Симон замечает ее в тот же самый миг. Они бросаются друг к другу и встречаются посередине улицы. Всего несколько лет назад это было бы опасно, но сейчас автомобильного движения нет совсем. Они неподвижно стоят друг напротив друга, разрываясь между желанием расхохотаться от неожиданности этого чуда – и расплакаться от радости. Потом, когда Шарлотт делает шаг вперед, чтобы ее обнять, Симон делает шаг назад. Шарлотт замирает от обиды, но ее тут же охватывает стыд. Симон все знает.
– Сначала мне надо избавиться от вшей, – говорит Симон.

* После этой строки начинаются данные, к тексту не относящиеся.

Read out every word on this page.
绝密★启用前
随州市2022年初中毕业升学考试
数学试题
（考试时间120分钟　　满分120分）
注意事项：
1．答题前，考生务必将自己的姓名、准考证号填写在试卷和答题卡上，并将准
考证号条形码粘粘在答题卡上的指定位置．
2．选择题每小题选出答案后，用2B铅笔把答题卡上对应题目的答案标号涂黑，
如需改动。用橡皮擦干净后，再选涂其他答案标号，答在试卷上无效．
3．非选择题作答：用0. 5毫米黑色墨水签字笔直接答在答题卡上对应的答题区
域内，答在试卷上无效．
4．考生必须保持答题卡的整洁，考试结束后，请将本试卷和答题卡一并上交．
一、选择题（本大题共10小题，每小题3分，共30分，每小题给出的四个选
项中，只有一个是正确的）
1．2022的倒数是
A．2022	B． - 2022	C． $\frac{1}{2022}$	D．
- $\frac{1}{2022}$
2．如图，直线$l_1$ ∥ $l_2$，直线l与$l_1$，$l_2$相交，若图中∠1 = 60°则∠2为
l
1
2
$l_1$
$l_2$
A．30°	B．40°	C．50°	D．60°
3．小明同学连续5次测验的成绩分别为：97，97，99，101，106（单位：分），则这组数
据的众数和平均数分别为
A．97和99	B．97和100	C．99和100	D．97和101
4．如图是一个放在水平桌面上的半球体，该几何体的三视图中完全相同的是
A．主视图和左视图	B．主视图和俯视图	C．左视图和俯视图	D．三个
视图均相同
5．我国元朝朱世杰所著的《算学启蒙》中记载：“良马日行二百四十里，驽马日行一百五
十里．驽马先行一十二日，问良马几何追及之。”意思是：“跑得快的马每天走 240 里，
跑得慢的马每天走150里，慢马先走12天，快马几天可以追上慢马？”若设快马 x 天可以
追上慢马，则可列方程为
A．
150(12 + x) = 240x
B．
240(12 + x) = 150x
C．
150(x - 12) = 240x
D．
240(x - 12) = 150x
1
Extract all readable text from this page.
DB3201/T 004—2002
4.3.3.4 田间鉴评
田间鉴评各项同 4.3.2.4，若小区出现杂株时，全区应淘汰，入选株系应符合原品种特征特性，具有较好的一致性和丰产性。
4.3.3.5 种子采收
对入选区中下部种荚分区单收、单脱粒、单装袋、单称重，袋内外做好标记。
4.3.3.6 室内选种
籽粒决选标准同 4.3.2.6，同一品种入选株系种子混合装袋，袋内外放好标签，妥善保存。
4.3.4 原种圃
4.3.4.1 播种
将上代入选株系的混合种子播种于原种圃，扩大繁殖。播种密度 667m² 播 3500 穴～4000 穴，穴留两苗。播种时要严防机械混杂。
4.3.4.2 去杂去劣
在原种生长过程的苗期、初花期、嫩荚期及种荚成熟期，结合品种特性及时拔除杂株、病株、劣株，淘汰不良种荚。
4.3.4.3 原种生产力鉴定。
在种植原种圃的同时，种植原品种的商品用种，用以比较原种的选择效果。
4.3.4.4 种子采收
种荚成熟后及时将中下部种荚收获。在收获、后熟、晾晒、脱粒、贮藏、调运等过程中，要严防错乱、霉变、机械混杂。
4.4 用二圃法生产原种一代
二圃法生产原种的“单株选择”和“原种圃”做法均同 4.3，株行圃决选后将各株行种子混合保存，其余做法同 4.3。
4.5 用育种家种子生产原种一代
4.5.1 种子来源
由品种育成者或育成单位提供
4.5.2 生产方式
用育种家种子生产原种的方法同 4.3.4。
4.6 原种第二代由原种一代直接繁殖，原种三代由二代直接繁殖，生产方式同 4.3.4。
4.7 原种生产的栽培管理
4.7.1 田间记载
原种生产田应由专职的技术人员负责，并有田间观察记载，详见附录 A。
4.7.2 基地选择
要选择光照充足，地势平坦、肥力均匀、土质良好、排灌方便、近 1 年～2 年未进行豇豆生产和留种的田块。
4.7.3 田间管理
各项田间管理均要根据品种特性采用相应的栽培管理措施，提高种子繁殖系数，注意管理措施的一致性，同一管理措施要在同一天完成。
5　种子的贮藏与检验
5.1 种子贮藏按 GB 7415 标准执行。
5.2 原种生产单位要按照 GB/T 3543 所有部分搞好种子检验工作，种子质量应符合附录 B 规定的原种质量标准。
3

Шарлотт облегченно вздыхает.
Виви дергает Симон за подол грязного платья и тянет вверх ручки.
– Скоро, моя дорогая, скоро, – говорит ей Симон.
– Тебя выпустили!
– Пока да.
– Как тебе удалось выбраться?
– Не стоит даже пытаться разобраться в нацистской логике. Но первым делом – самое главное. У тебя есть что-нибудь – уксус, оливковое масло, майонез?
Все это хорошо известные средства от вшей. Шарлотт отвечает, что уже и не помнит, когда у них было хоть что-то из этого списка, но вспоминает про тюбик вазелина, который Джулиан как-то принес для Виви, от ее сыпи. Все вместе они возвращаются обратно к подъезду.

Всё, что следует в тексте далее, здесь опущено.